My Review of Hacksaw Ridge (2016)

No Spoilers, but there is a basic overview of the plot.

I was lucky enough to see an early screening of this film at Empire Live, which took place a few weeks ago at The O2 Arena.

I must admit I knew very little of the subject matter before entering. All I knew was that this was a war film, as well as being Mel Gibson’s first directorial effort since 2006’s Apocalypto.

So I settled in… And when I walked out 2 hours later, I realised I just saw a film that will go down in history as, not just a great war film, but one of the most memorable and lasting films ever made in the history of world cinema.

Hacksaw Ridge is quite possibly one of the greatest films ever made and, in my humble opinion, is a more accomplished war film than Saving Private Ryan.

(Yes, I really did just write that.)

Mel Gibson has now firmly placed himself within the cabal of Hollywood elite directors, and the skill he brings here is next to none. From the character scenes in small town America to the brutal violence of the Pacific battlefield, Gibson moves his camera with confidence and consummate elegance.

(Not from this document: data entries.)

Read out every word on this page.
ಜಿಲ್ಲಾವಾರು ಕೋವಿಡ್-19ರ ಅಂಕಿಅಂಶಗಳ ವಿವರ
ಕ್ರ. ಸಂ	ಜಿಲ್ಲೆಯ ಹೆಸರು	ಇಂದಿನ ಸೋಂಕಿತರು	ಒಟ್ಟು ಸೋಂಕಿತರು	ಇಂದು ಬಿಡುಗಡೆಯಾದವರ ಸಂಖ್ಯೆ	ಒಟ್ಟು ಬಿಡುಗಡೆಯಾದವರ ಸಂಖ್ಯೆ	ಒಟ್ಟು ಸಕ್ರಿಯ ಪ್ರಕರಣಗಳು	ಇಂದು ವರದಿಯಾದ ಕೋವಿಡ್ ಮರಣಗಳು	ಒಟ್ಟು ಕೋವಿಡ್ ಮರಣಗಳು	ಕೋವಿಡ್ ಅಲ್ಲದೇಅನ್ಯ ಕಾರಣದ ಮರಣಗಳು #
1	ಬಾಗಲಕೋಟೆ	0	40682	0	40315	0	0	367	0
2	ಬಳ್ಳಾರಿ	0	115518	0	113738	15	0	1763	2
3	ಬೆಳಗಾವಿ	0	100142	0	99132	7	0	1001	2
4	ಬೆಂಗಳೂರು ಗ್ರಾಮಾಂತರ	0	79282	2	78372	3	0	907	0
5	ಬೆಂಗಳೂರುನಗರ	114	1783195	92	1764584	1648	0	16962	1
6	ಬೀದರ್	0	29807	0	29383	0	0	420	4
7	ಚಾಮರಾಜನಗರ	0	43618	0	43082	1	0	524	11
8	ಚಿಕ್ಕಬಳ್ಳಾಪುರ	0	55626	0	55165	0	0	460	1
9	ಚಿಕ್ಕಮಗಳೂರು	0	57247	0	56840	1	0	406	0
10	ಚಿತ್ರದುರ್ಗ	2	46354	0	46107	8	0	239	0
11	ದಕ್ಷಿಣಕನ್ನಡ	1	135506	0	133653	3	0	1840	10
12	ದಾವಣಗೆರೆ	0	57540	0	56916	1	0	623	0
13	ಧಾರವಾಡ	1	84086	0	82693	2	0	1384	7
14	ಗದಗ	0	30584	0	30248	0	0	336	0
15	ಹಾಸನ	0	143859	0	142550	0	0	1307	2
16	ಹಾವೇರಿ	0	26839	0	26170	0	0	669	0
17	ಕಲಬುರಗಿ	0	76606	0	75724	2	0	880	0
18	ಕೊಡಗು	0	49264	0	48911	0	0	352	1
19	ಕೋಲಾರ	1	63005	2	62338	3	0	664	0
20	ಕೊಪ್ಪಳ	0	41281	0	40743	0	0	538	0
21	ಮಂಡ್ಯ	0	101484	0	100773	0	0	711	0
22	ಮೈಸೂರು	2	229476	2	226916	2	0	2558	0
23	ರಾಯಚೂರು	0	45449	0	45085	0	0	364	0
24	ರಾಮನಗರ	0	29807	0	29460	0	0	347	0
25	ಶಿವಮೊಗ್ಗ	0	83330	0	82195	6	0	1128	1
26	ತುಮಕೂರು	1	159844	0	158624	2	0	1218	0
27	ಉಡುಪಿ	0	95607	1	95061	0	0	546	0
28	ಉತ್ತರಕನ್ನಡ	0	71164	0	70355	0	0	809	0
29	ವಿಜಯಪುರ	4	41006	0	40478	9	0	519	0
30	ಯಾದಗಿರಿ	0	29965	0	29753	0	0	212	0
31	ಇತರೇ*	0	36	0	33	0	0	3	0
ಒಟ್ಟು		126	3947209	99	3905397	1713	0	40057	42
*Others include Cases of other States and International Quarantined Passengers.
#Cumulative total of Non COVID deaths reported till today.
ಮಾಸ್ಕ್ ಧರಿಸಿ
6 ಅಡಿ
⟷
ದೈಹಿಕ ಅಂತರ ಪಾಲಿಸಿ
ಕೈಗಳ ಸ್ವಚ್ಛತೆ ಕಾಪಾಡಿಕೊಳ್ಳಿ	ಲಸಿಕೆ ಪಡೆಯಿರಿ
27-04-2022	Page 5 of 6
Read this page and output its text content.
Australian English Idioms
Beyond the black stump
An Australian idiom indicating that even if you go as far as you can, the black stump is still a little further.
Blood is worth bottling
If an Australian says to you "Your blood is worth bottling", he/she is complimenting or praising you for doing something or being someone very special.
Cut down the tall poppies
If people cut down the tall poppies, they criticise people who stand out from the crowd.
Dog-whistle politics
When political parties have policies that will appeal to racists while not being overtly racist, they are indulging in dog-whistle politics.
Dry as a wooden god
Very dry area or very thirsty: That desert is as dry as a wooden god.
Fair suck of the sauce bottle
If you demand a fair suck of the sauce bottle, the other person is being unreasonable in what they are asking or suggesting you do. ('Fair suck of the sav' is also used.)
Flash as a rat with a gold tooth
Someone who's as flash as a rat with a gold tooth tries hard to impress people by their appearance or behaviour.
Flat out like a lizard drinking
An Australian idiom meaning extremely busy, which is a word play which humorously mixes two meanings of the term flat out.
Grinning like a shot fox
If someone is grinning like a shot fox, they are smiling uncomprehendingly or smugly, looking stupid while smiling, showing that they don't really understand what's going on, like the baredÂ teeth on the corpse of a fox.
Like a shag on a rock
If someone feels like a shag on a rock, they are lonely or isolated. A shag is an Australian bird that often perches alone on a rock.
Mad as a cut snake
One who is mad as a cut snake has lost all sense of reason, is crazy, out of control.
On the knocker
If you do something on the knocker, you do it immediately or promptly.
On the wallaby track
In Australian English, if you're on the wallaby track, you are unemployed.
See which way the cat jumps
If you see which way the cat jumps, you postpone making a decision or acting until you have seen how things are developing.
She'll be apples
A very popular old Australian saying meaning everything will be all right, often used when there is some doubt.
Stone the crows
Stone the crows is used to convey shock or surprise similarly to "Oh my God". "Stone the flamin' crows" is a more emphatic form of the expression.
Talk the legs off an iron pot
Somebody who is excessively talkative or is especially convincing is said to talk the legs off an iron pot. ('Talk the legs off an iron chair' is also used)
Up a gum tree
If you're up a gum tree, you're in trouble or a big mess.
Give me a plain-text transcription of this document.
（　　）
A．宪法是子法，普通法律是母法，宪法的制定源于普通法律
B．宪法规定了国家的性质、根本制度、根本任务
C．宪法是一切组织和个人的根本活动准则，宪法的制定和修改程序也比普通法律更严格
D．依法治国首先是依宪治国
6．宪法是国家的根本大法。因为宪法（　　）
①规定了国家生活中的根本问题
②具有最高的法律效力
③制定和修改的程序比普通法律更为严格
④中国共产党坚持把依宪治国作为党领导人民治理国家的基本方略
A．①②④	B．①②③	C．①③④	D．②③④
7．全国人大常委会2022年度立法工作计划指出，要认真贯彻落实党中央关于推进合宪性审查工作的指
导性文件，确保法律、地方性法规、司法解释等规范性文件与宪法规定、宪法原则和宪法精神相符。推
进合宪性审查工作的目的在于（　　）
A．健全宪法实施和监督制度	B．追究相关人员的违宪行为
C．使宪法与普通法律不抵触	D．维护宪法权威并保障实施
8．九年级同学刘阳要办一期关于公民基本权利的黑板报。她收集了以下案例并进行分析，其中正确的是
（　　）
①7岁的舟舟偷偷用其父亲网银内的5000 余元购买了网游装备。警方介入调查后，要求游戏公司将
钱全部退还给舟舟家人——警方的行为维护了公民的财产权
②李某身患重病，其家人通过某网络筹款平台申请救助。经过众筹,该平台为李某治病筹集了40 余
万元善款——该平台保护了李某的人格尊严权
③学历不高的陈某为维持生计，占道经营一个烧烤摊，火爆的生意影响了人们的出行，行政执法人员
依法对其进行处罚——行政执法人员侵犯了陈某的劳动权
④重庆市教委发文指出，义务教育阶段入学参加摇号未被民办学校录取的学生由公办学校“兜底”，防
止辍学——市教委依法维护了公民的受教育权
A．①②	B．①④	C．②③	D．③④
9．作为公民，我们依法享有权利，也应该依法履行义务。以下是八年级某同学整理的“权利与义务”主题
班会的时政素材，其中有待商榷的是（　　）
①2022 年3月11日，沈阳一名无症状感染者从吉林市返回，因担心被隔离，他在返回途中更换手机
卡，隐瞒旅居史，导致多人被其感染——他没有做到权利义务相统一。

The story itself follows the journey of Desmond T. Doss (Andrew Garfield) and his desire to join the military to defend his homeland from the rage of Japanese imperialism. But there’s a catch… He’s a pacifist.

While at first his decision to enlist seems ridiculous, you can’t help getting caught up with this young man’s desire to fight for his country and still hold firm to his moral code.

Garfield is ably supported by a strong supporting cast with standout performances from both Sam Worthington and Vince Vaughn. (In the case of Vaughn, this is first “serious” role I’ve seen him in since 1996’s The Lost World: Jurassic Park, and man does he deliver!)

While the film has the most literal third act structure I’ve seen since Peter Jackson’s King Kong, the length of time taken in building up Doss and his comrades pays off in spades as they are thrown into a perilous situation on the scale of the Normandy Landings.

The only (mild) criticism that I can offer is that the role of Dorothy Schutte, Doss’ wife (played excellently by Teresa Palmer) is rather superfluous to the overall needs of the plot. But as this is a WWII film, that is somewhat to be expected.

Nonetheless, my recommendation for this film cannot be any higher. This is THE film to see of 2016 and I might be early, but I’m calling it now: Mel Gibson is GUARANTEED a Best Director Oscar.